The BJP led NDA government faced its first ‘No-Confidence’ motion on 20 July and the motion was defeated with a huge margin.
Using RTI, FACTLY obtained the data on all ‘No-Confidence’ motions since Independence. Data suggests that every motion was defeated except one in 1979, when the motion could not proceed to the voting stage.
27 ‘No-Confidence’ Motions in All
A total of 27 ‘No-Confidence’ motions were taken up by the Lok Sabha since independence. Two-third (18 of the 27) such motions were taken up between 1960 and 1980. The 3rd and the 4th Lok Sabha elections each saw 6 such motions followed by 4 in the 5th Lok Sabha.
The number of ‘No-Confidence’ motions has come down significantly in the last three decades when only 5 such motions were taken up.
It has to be noted that not a single motion was taken up in the first 13 years after independence.

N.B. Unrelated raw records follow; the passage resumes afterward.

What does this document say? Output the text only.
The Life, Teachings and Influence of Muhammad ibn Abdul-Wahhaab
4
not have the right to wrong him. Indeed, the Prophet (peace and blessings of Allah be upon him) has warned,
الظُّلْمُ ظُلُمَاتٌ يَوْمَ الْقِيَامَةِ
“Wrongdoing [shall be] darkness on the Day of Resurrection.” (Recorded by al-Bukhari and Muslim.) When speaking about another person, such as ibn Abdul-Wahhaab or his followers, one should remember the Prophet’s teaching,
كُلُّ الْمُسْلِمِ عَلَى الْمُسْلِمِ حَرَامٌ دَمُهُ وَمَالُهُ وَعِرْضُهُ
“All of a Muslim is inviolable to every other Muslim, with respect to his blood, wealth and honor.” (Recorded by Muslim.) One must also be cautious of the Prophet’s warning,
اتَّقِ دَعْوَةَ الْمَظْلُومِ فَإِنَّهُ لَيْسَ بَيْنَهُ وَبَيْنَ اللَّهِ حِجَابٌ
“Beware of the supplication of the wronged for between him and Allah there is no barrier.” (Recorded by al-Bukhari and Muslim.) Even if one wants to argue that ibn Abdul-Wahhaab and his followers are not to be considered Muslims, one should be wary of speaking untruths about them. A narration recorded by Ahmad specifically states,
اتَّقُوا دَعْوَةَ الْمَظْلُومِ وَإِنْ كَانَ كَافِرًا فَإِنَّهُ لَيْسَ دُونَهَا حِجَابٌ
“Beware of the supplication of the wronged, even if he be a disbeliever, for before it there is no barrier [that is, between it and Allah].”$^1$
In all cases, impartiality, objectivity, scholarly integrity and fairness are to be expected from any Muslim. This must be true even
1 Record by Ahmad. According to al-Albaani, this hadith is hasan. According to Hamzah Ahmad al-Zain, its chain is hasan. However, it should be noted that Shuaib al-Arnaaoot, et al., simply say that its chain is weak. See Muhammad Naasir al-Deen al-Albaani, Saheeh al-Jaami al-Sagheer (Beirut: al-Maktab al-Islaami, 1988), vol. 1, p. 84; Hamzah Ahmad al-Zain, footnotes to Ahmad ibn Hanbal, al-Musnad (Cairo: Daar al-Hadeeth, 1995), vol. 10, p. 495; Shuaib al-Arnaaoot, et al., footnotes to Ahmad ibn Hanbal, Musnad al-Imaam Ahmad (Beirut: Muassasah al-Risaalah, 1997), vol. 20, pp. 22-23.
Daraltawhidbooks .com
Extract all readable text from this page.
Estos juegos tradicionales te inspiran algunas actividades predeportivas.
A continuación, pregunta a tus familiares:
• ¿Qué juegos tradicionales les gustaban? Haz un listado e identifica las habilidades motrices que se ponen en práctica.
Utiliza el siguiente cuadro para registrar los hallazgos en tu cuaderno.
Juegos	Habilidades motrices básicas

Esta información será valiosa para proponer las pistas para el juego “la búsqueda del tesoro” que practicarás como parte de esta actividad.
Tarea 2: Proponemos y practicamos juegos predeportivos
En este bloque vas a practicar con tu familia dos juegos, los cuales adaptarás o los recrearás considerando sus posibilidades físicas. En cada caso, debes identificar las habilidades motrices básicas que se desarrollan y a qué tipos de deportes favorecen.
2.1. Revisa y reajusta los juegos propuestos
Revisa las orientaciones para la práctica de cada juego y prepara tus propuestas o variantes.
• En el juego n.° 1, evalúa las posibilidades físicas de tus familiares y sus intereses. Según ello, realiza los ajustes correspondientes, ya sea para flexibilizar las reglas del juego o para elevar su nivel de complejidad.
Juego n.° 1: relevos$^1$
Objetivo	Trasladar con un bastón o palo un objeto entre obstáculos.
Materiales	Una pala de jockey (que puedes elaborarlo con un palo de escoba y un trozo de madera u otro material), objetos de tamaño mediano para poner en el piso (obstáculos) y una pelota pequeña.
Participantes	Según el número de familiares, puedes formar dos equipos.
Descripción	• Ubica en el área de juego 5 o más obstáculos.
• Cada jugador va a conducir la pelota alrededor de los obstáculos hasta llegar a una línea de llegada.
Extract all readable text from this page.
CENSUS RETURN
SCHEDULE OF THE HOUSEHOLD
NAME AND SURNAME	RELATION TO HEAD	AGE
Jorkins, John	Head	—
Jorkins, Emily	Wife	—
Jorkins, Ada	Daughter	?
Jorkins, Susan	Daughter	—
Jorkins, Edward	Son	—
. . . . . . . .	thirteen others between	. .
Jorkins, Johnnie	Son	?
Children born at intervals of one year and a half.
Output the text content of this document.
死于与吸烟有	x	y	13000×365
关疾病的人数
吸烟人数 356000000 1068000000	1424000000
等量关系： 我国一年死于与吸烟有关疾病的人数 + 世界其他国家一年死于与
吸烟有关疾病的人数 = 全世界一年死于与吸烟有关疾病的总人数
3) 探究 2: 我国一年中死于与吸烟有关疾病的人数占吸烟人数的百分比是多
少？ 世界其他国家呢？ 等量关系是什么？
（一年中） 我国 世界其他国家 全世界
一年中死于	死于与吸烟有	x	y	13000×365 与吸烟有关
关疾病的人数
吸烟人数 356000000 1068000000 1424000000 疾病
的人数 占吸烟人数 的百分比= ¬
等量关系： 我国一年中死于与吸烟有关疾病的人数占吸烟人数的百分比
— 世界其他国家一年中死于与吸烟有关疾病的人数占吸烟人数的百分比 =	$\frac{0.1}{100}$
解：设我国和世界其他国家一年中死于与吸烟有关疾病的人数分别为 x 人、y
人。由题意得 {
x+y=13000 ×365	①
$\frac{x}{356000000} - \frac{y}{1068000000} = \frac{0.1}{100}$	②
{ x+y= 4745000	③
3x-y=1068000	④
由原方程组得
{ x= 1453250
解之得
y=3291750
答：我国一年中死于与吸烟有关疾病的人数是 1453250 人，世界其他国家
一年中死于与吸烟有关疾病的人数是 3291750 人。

The first ever ‘No-Confidence’ motion was taken up by the Lok Sabha in August 1963 when Jawaharlal Nehru was the Prime Minister.
Indira Gandhi Faced 15 of These 27 Motions
Indira Gandhi, who was the Prime Minister for 15 years faced more than half of all the ‘No-Confidence’ motions till date.
Out of the 27 motions till date, fifteen (15) of them were taken up during her time as the Prime Minister.
Lal Bahadur Shastri, who was the Prime Minister for less than 2 years faced 3 such motions. P V Narasimha Rao, who ran a minority government for full 5 years also faced 3 such motions.
Manmohan Singh is the only PM who did not face any such motion though he was in office for 10 years.
A total of 22 different members of Parliament proposed these 27 ‘No-Confidence’ motions. Jyotirmoy Basu of the CPI (M) proposed the highest – 4 of these 27 motions.
Atal Bihari Vajpayee and Madhu Limaye proposed two motions each. Sonia Gandhi also proposed a ‘No-Confidence’ motion in 2003.
Every Motion Except One Is Defeated
Out of the 27 motions till date, 26 of them went to the stage of voting. The government led by Morarji Desai resigned in 1979 even before the voting on the ‘No-Confidence’ motion proposed by Y B Chavan was taken up.
This is the only occasion when voting didn’t take place.
Of the remaining 26 occasions, 22 of them were decided by ‘Division vote’ while the other four were decided by ‘voice vote’.
Though all the 22 motions were defeated, the margins were very different. The closest ever voting took place in 1993 on a motion proposed by Ajoy Mukhopadhyay of the CPI(M) when P V Narasimha Rao was the Prime Minister.
In this particular case, the motion was defeated by only a margin of 14 (251 for and 265 against).
In terms of margins, 9 out of the 22 motions were defeated by a margin of more than 200 votes while 10 other motions were defeated by a margin between 100 and 200 votes.
The remaining three motions were defeated by a margin of less than 100 votes.